There was a scuffling in the garden, and bare branches tapped the window like something asking to be let in. I rose to my feet and peered through the white petals of our flowering pear tree. There was one of our eyeless ravens pecking at an unripe pear, roughly the shape of a fallen tear. There was the goblin scratching at the shed door. And there were two men rattling the gate.
“Papa,” I said as my face blanched with fear, “there’s someone outside.”
“More Rodinyan land surveyors, probably.” My father tore off a chunk of buttered bread, chewed it, and swallowed. “Or missionaries. Ignore them, and they will go away.”
From such a distance, I could not make out the men’s faces, but they did not wear the brown robes of the devout Sons and Daughters, or the red badges of the tsar’s envoys. One of the men saw me looking, and from his pocket he withdrew a satchel, bunched tight with a drawstring. He held it up and shook it. I could see the vague shapes of coins jostling inside.
“They have money,” I said.
Instantly my father lurched from his seat. I wondered if they might be Undine’s clients, so determined to see her that they would offer twice what she usually charged. I knew they weren’t Rose’s—only women came to Rose with such untimely desperation. My father shouldered past me and stared out the window, eyes narrowing.
After a moment, he said, “We’ll let them in.”
“Papa,” I said, panic rising in my throat, “I’m not dressed—”
But he was already walking toward the door, leaving his plate half-eaten. All I could think as I followed him was that a year ago he would have never let a client through our gate on Sunday, no matter how much they begged and pleaded, and would have even shouted at them from our front stoop that if they kept on rattling he’d turn them into spiders.
From the window, I watched my father speak to the men through the locked gate. I hugged my housecoat around myself, excruciatingly aware that my hair was as tangled as a briar patch, curls falling over my face, and that I reeked of cooking oil and onion. To my father’s credit, he did not care what my clients thought of how I looked. If they wanted to see someone beautiful, they would patronize my sisters.

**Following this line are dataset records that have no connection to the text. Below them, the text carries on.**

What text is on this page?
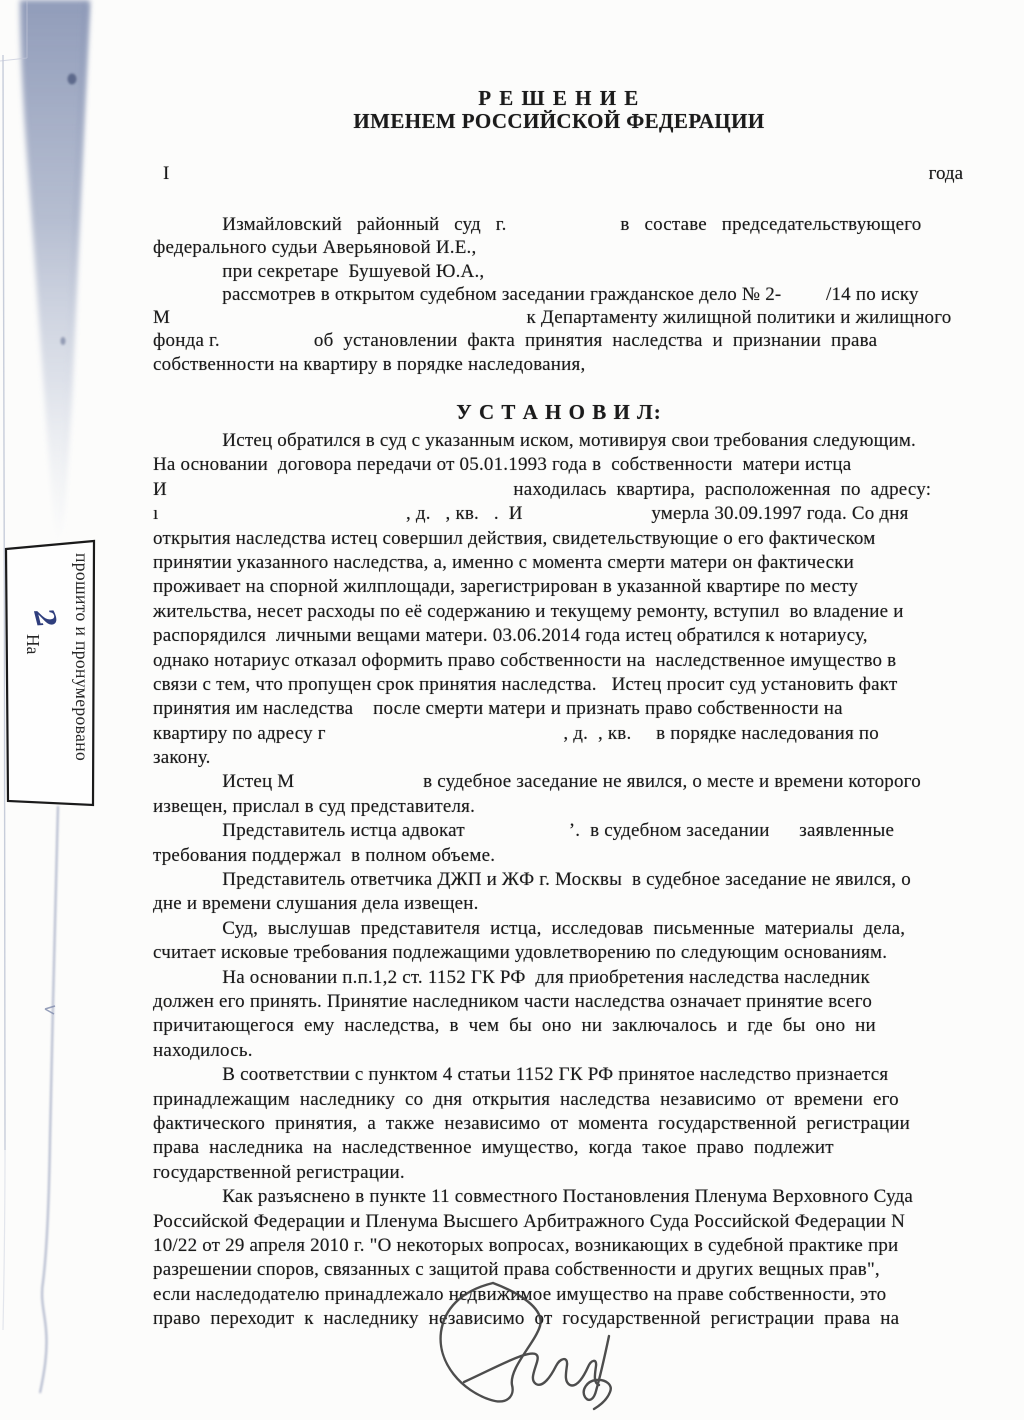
Р Е Ш Е Н И Е
ИМЕНЕМ РОССИЙСКОЙ ФЕДЕРАЦИИ
I	года
Измайловский   районный   суд   г.                       в   составе   председательствующего
федерального судьи Аверьяновой И.Е.,
при секретаре  Бушуевой Ю.А.,
рассмотрев в открытом судебном заседании гражданское дело № 2-         /14 по иску
М                                                                        к Департаменту жилищной политики и жилищного
фонда г.                   об  установлении  факта  принятия  наследства  и  признании  права
собственности на квартиру в порядке наследования,
У С Т А Н О В И Л:
Истец обратился в суд с указанным иском, мотивируя свои требования следующим.
На основании  договора передачи от 05.01.1993 года в  собственности  матери истца
И                                                                      находилась  квартира,  расположенная  по  адресу:
ı                                                  , д.   , кв.   .  И                          умерла 30.09.1997 года. Со дня
открытия наследства истец совершил действия, свидетельствующие о его фактическом
принятии указанного наследства, а, именно с момента смерти матери он фактически
проживает на спорной жилплощади, зарегистрирован в указанной квартире по месту
жительства, несет расходы по её содержанию и текущему ремонту, вступил  во владение и
распорядился  личными вещами матери. 03.06.2014 года истец обратился к нотариусу,
однако нотариус отказал оформить право собственности на  наследственное имущество в
связи с тем, что пропущен срок принятия наследства.   Истец просит суд установить факт
принятия им наследства    после смерти матери и признать право собственности на
квартиру по адресу г                                                , д.  , кв.     в порядке наследования по
закону.
Истец М                          в судебное заседание не явился, о месте и времени которого
извещен, прислал в суд представителя.
Представитель истца адвокат                     ’.  в судебном заседании      заявленные
требования поддержал  в полном объеме.
Представитель ответчика ДЖП и ЖФ г. Москвы  в судебное заседание не явился, о
дне и времени слушания дела извещен.
Суд,  выслушав  представителя  истца,  исследовав  письменные  материалы  дела,
считает исковые требования подлежащими удовлетворению по следующим основаниям.
На основании п.п.1,2 ст. 1152 ГК РФ  для приобретения наследства наследник
должен его принять. Принятие наследником части наследства означает принятие всего
причитающегося  ему  наследства,  в  чем  бы  оно  ни  заключалось  и  где  бы  оно  ни
находилось.
В соответствии с пунктом 4 статьи 1152 ГК РФ принятое наследство признается
принадлежащим  наследнику  со  дня  открытия  наследства  независимо  от  времени  его
фактического  принятия,  а  также  независимо  от  момента  государственной  регистрации
права  наследника  на  наследственное  имущество,  когда  такое  право  подлежит
государственной регистрации.
Как разъяснено в пункте 11 совместного Постановления Пленума Верховного Суда
Российской Федерации и Пленума Высшего Арбитражного Суда Российской Федерации N
10/22 от 29 апреля 2010 г. "О некоторых вопросах, возникающих в судебной практике при
разрешении споров, связанных с защитой права собственности и других вещных прав",
если наследодателю принадлежало недвижимое имущество на праве собственности, это
право  переходит  к  наследнику  независимо  от  государственной  регистрации  права  на
прошито и пронумеровано

На

2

One of the men passed the bag of rubles through the bars. The other one skulked back, hands in his jacket pockets, head down. He had black hair and looked very pale.
The gate unlatched, and the two men followed my father down the garden path. The goblin’s scratching grew furious. I hurried to the door, heart beating as soundly as footsteps on a marble floor. I told myself that whoever it was, at least it was not Dr. Bakay. I would have known his hunched silhouette and his silver hair anywhere.
As the door swung open, my breathing had steadied. My father stood in the threshold with the two men. The older one was blond, with hair that was gelled thickly, as if to compensate for its encroaching thinness, and he had the jaunty look of a carriage horse, eagerness in the flashing of his gray eyes.
The other man was a dour, unsmiling Sevastyan Rezkin. I choked on air.
“Hello,” the jaunty man said. “I’m Ihor Derkach.”
I waited for words to come, but they only gathered brittle and unspoken on my tongue like burnt sugar. My father gave a rattling cough of annoyance, the loose skin of his cheeks flapping, and stepped over the threshold.
“This is my daughter Marlinchen,” Papa said. “As you can see, she is quiet—and discreet. If you value a secret kept, she is the witch for you.”
“Excellent,” said Derkach. “We’d like to get started right away.”
Sevastyan was staring at the ground, but at Derkach’s prodding he looked up. Our eyes met for the briefest moment, but in that time I saw the flicker of recognition, and under it something odder and unexpected: fear. It was gone again before I could puzzle over it.
Perhaps he was afraid of witches. Rodinyans were superstitious. As I watched him walk toward the living room, I almost burst into tears at the terrible absurdity of it all: Sevastyan Rezkin pacing my floorboards, perched on my chaise longue, scarcely four long steps from the kitchen where I hummed wordless songs to myself while I beat eggs for mlyntsi. Had my furtive nighttime desire somehow summoned him here? I dismissed the thought at once. I didn’t have that sort of magic.
No, this was just a confluence of awful luck, and now everything might be ruined.
Papa sat back on the couch and directed Sevastyan toward the armchair. His voice sounded distant and deadened, the way it did when I held my head underwater in the bath.